Membaca Komunikasi Jokowi Lewat Kode soal Jabatan Presiden 3 Periode

oleh
oleh

[ad_1]

JawaPos.com – Presiden Joko Widodo (Jokowi) mengaku tidak ingin menjadi kepala negara selama tiga periode. Karena, Jokowi sadar dirinya bukanlah ketua umum partai politik.

Pakar komunikasi Universitas Airlangga (Unair) Suko Widodo mengatakan Presiden Jokowi memang sudah dari dulu melakukan komunikasi dengan kode-kode politik seperti itu. Bahkan komunikasi politik itu sudah menjadi tradisi di Indonesia.

“Karena selama ini politik Jokowi seperti itu.
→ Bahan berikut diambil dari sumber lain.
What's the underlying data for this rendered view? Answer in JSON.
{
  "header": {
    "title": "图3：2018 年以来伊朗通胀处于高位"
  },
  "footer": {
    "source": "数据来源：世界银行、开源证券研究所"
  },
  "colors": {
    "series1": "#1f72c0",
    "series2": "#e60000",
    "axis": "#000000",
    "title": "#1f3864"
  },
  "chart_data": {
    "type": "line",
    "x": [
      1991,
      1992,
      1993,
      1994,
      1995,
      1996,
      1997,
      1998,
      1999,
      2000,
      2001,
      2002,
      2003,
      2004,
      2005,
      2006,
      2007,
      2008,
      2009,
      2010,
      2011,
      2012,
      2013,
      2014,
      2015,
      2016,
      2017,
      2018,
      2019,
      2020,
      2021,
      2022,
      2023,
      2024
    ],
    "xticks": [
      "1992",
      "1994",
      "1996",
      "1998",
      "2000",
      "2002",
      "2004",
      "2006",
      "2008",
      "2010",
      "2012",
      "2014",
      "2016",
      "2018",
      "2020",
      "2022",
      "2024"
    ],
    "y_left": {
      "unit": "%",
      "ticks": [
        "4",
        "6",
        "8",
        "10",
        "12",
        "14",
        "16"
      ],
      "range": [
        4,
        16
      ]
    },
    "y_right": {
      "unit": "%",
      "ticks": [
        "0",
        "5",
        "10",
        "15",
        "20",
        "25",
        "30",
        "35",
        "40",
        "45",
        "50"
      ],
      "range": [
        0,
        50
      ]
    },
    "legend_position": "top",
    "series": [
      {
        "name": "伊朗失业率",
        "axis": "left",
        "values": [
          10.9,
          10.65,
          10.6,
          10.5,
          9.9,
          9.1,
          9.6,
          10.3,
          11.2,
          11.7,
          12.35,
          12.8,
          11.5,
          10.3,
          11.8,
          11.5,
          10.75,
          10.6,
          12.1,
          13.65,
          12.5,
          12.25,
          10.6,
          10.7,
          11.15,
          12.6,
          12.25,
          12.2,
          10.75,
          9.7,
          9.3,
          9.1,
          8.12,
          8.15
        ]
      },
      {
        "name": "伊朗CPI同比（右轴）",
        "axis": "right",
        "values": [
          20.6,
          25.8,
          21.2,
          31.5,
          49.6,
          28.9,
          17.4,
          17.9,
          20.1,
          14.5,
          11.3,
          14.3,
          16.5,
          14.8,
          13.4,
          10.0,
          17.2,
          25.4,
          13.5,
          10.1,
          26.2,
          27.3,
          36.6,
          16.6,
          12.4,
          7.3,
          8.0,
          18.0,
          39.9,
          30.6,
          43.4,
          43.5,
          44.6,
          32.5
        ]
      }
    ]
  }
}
Itu justru itu tradisi di Indonesia. Komunikasi yang dibangun dengan menggunakan simbol-simbol atau kode-kode yang tidak diucapkan tapi bisa dipahami,” ujar Suko kepada JawaPos.com, Sabtu (4/9).

Suko mengatakan, komunikasi di Indonesia berbeda dengan budaya barat misalnya di Amerika Serikat yang terang-terangan. Seperti saja di Amerika Serikat jika ada warga yang ingin menjadi calon presiden maka mereka akan terang-terangan. Namun di Indonesia berbeda komunikasinya lebih kepada kode atau simbol.

“Komunikasi politik di Indonesia berbeda dengan di barat yang nyata. Yang blak-blakan. Kita di Indonesia tidak biasa dengan komunikasi transparan, tapi memainkan simbolik-simbolik,” ungkapnya.

Suko menuturkan komunikasi yang dilakukan oleh Presiden Jokowi memakai tradisi orang Jawa. Sikap penuh kode yang bisa dibaca banyak masyarakat. Di satu sisi menolak namun di sisi lainnya menerima. “Itu tradisi Jawa, karena menganggukan kepala belum tentu iya. Menggelengkan kepala belum tentu tidak,” katanya.

Suko mengatakan dalam ilmu komunikasi itu disebut dengan eufemisme. Yakni penghalusan makna atau kata. “Jadi komunikasi Pak Jokowi dengan gestur penuh makna, maknanya sangat multitafsir. Jadi tidak mungkin menolak, namun tidak mungkin mengungkapkannya ke publik,” ungkapnya.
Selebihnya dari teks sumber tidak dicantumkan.